Artifact Rejection in Continuous Data - ucdavis/erplab GitHub Wiki

Artifact Rejection in Continuous Data

Artifact detection/rejection is ordinarily performed on epoched EEG data (see previous section). However, it is sometimes useful to delete "crazy" sections of the continuous EEG (e.g., prior to performing ICA). Procedures for this are described on this page. Note that these procedures actually delete sections of data (as opposed to simply marking them for rejection). Note that you should not use these procedures for "ordinary" artifacts (eye blinks, etc.); you should ordinarily detect these artifacts in the epoched data (see previous section).

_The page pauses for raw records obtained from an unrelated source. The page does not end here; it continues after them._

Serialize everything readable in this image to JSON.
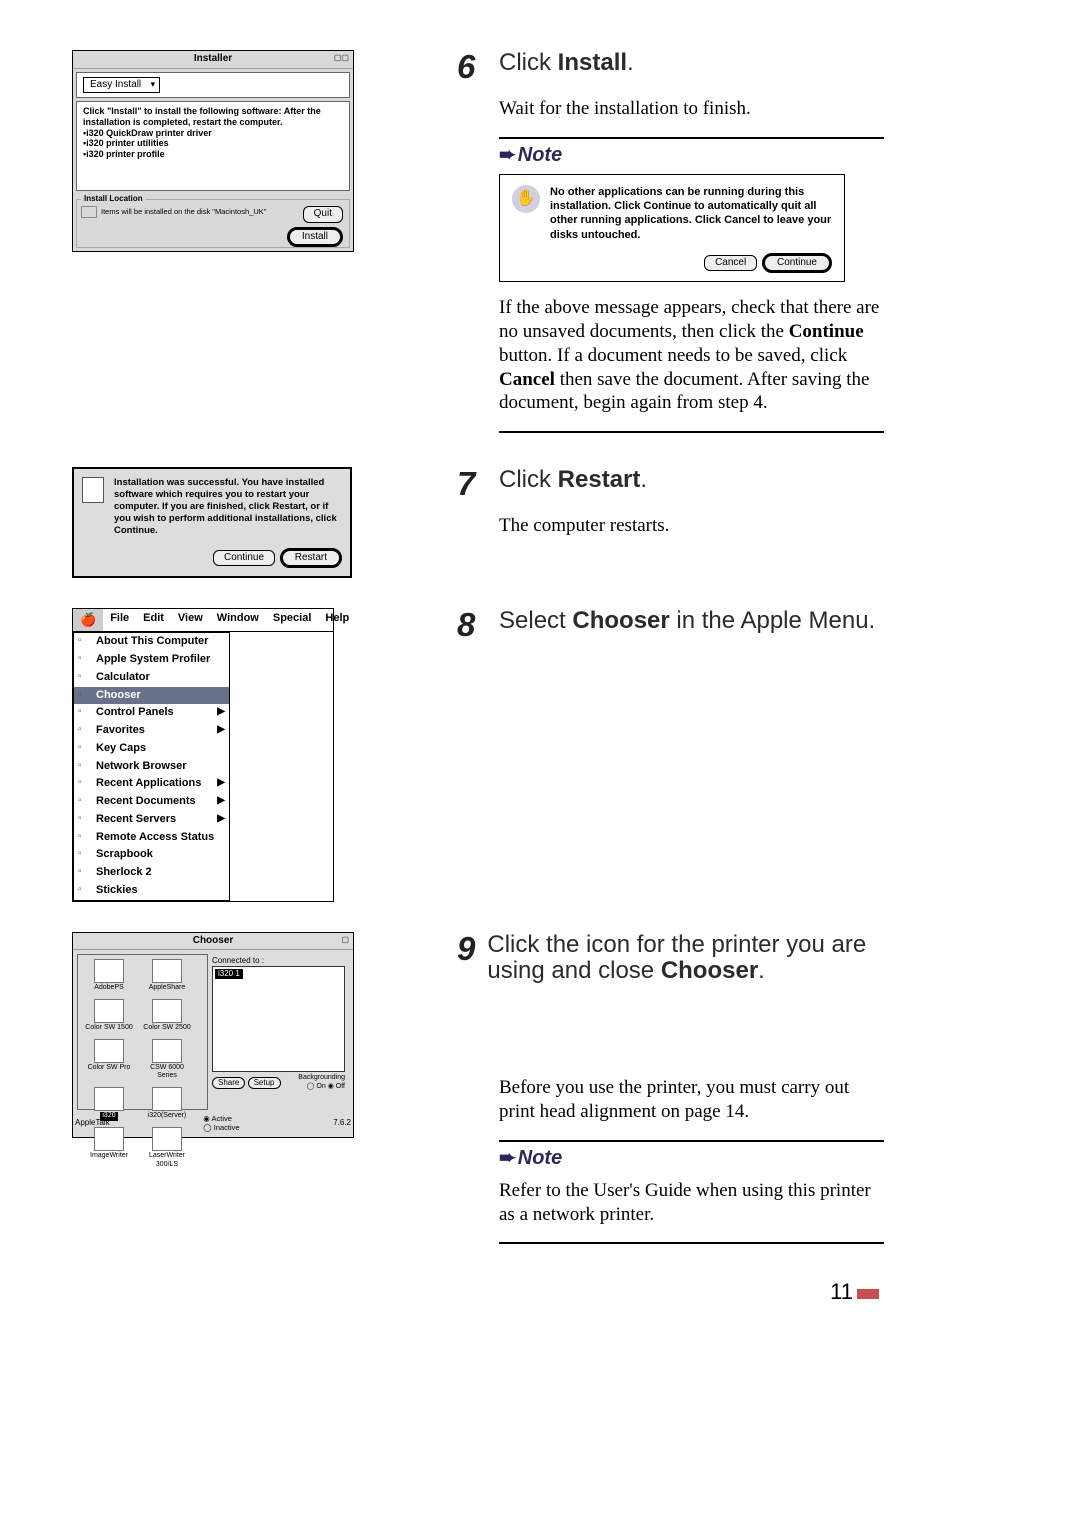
{
  "steps": {
    "s6": {
      "num": "6",
      "title_pre": "Click ",
      "title_b": "Install",
      "title_post": ".",
      "body": "Wait for the installation to finish."
    },
    "s7": {
      "num": "7",
      "title_pre": "Click ",
      "title_b": "Restart",
      "title_post": ".",
      "body": "The computer restarts."
    },
    "s8": {
      "num": "8",
      "title_pre": "Select ",
      "title_b": "Chooser",
      "title_post": " in the Apple Menu."
    },
    "s9": {
      "num": "9",
      "title_pre": "Click the icon for the printer you are using and close ",
      "title_b": "Chooser",
      "title_post": ".",
      "body": "Before you use the printer, you must carry out print head alignment on page 14."
    }
  },
  "note_label": "Note",
  "installer": {
    "title": "Installer",
    "mode": "Easy Install",
    "instruction": "Click \"Install\" to install the following software: After the installation is completed, restart the computer.",
    "items": [
      "•i320 QuickDraw printer driver",
      "•i320 printer utilities",
      "•i320 printer profile"
    ],
    "location_label": "Install Location",
    "location_text": "Items will be installed on the disk \"Macintosh_UK\"",
    "quit": "Quit",
    "install": "Install"
  },
  "warning_dialog": {
    "text": "No other applications can be running during this installation. Click Continue to automatically quit all other running applications. Click Cancel to leave your disks untouched.",
    "cancel": "Cancel",
    "continue": "Continue"
  },
  "after_warning": {
    "p1": "If the above message appears, check that there are no unsaved documents, then click the ",
    "b1": "Continue",
    "p2": " button. If a document needs to be saved, click ",
    "b2": "Cancel",
    "p3": " then save the document. After saving the document, begin again from step 4."
  },
  "success_dialog": {
    "text": "Installation was successful. You have installed software which requires you to restart your computer. If you are finished, click Restart, or if you wish to perform additional installations, click Continue.",
    "continue": "Continue",
    "restart": "Restart"
  },
  "menubar": {
    "items": [
      "File",
      "Edit",
      "View",
      "Window",
      "Special",
      "Help"
    ]
  },
  "apple_menu": {
    "items": [
      {
        "label": "About This Computer"
      },
      {
        "label": "Apple System Profiler"
      },
      {
        "label": "Calculator"
      },
      {
        "label": "Chooser",
        "selected": true
      },
      {
        "label": "Control Panels",
        "sub": true
      },
      {
        "label": "Favorites",
        "sub": true
      },
      {
        "label": "Key Caps"
      },
      {
        "label": "Network Browser"
      },
      {
        "label": "Recent Applications",
        "sub": true
      },
      {
        "label": "Recent Documents",
        "sub": true
      },
      {
        "label": "Recent Servers",
        "sub": true
      },
      {
        "label": "Remote Access Status"
      },
      {
        "label": "Scrapbook"
      },
      {
        "label": "Sherlock 2"
      },
      {
        "label": "Stickies"
      }
    ]
  },
  "chooser": {
    "title": "Chooser",
    "connected": "Connected to :",
    "list_item": "i320 1",
    "icons": [
      "AdobePS",
      "AppleShare",
      "Color SW 1500",
      "Color SW 2500",
      "Color SW Pro",
      "CSW 6000 Series",
      "i320",
      "i320(Server)",
      "ImageWriter",
      "LaserWriter 300/LS"
    ],
    "selected_icon": "i320",
    "share": "Share",
    "setup": "Setup",
    "bg_label": "Backgrounding",
    "on": "On",
    "off": "Off",
    "appletalk": "AppleTalk",
    "active": "Active",
    "inactive": "Inactive",
    "ver": "7.6.2"
  },
  "note2": "Refer to the User's Guide when using this printer as a network printer.",
  "page": "11"
}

Note that the deletion of sections of the EEG also leads to deletion of the event codes within those sections. Consequently, if you are going to delete sections of EEG (with any method), you must do so before the EVENTLIST has been created.

Visual rejection of contaminated continuous data

Rejection can be accomplished visually on the continuous EEG data by means of EEGLAB's Plot > Channel data (scroll) routine, as shown in the following screenshots. As you scroll through the data, you can drag the mouse pointer across sections of data that contain artifacts. This will highlight those sections of data (see the first of the two screenshots below). Once you have selected all of the to-be-rejected data segments within a dataset, you can click on the REJECT button. This causes EEGLAB to create a new dataset in which the marked segments are completely deleted, with a boundary code inserted to mark the places in which segments have been deleted. Once deleted, these segments are gone forever (although they are still present in the original dataset). This approach is particularly useful for deleting sections of "crazy" data prior to ICA-based artifact correction. It is not recommended as the way to perform conventional artifact rejection.

Automated rejection of contaminated continuous data

Rejection can be also accomplished automatically on the continuous EEG data by selecting ERPLAB > Artifact rejection in continuous data. This routine puts up the window shown below.

When this routine runs, it checks a series of moving windows for artifacts. You specify the length of these windows by specifying the Moving Windows Width, which is set to 500 ms in the screenshot shown above. The Window Step paramater is set to 250 ms in this example. This means that it will check for artifacts in 500-ms windows, starting every 250 ms (e.g., 0-500 ms, 250-750 ms, 500-1000 ms, 750-1250 ms, etc.).

The routine checks each of these windows to see if the voltage exceeds a threshold. If you specify a single threshold value, the routine computes the peak-to-peak amplitude within each window (i.e., the difference in voltage between the most positive and most negative points). This amplitude is then compared with the threshold (which must be positive), and the window is marked for rejection if the amplitude exceeds the threshold. If you specify two threshold values, these are used as negative and positive thresholds for the raw amplitude values. In this example, we've selected thresholds of -200 and +200 µV. This means that a 500-ms period will be marked as a potential artifact if the voltage is less than -200 µV or greater than +200 µV at any point in that period. You also specify which channels should be checked for artifacts (all channels are checked by default).

When the routine finishes, it pops up EEGLAB's Plot channel data (scroll) window, and it marks every time window in which the voltage exceeded the threshold with a color that you select (yellow by default; see screenshot below). You can manually unmark a marked region by clicking on it. Once you are satisfied with the marked regions, you click on the REJECT button (see bottom right of screenshot). The marked data segments are then deleted, with a boundary mark inserted at each deletion point. Note that, in this example, a time period with a blink is marked for deletion. Ordinarily, you will specify a much higher threshold so that ordinary artifacts such as blinks are not deleted. Ordinary artifacts should be detected in epoched data.

This command has several useful options. First, it is useful to filter the data prior to determining which windows contain artifacts. Otherwise, slow drifts could cause the data to exceed the threshold. You can use the Pre-filter option for this. It filters a copy of the data for finding the artifacts, but the artifacts are marked in the original unfiltered data. A cutoff of around 0.1 Hz should work well to get rid of slow drifts. You may or may not want to also filter high frequencies (depending on the nature of the artifacts that you are trying to eliminate). Note that, by selecting a narrow range of frequencies and an appropriate threshold, you may be able to isolate the kinds of artifacts that should be rejected from the continuous data (i.e., crazy data segments), leaving other artifacts to be detected after epoching (e.g., blinks), which should be your goal in using this tool.

When you use this routine, you might find that there are several marked regions that are separated by short unrejected periods (e.g., 500 ms or less). There isn't much point in keeping these brief unrejected periods. The Join artifactual segments... option causes these brief unmarked regions to be marked for rejection. Similarly, you may want to reject regions only if they exceed a certain minimum length, and you can accomplish this with the Unmark artifactual segments shorter than option. Finally, you may wish to reject a period before and after each marked section, which you can accomplish with the Add extra time... option.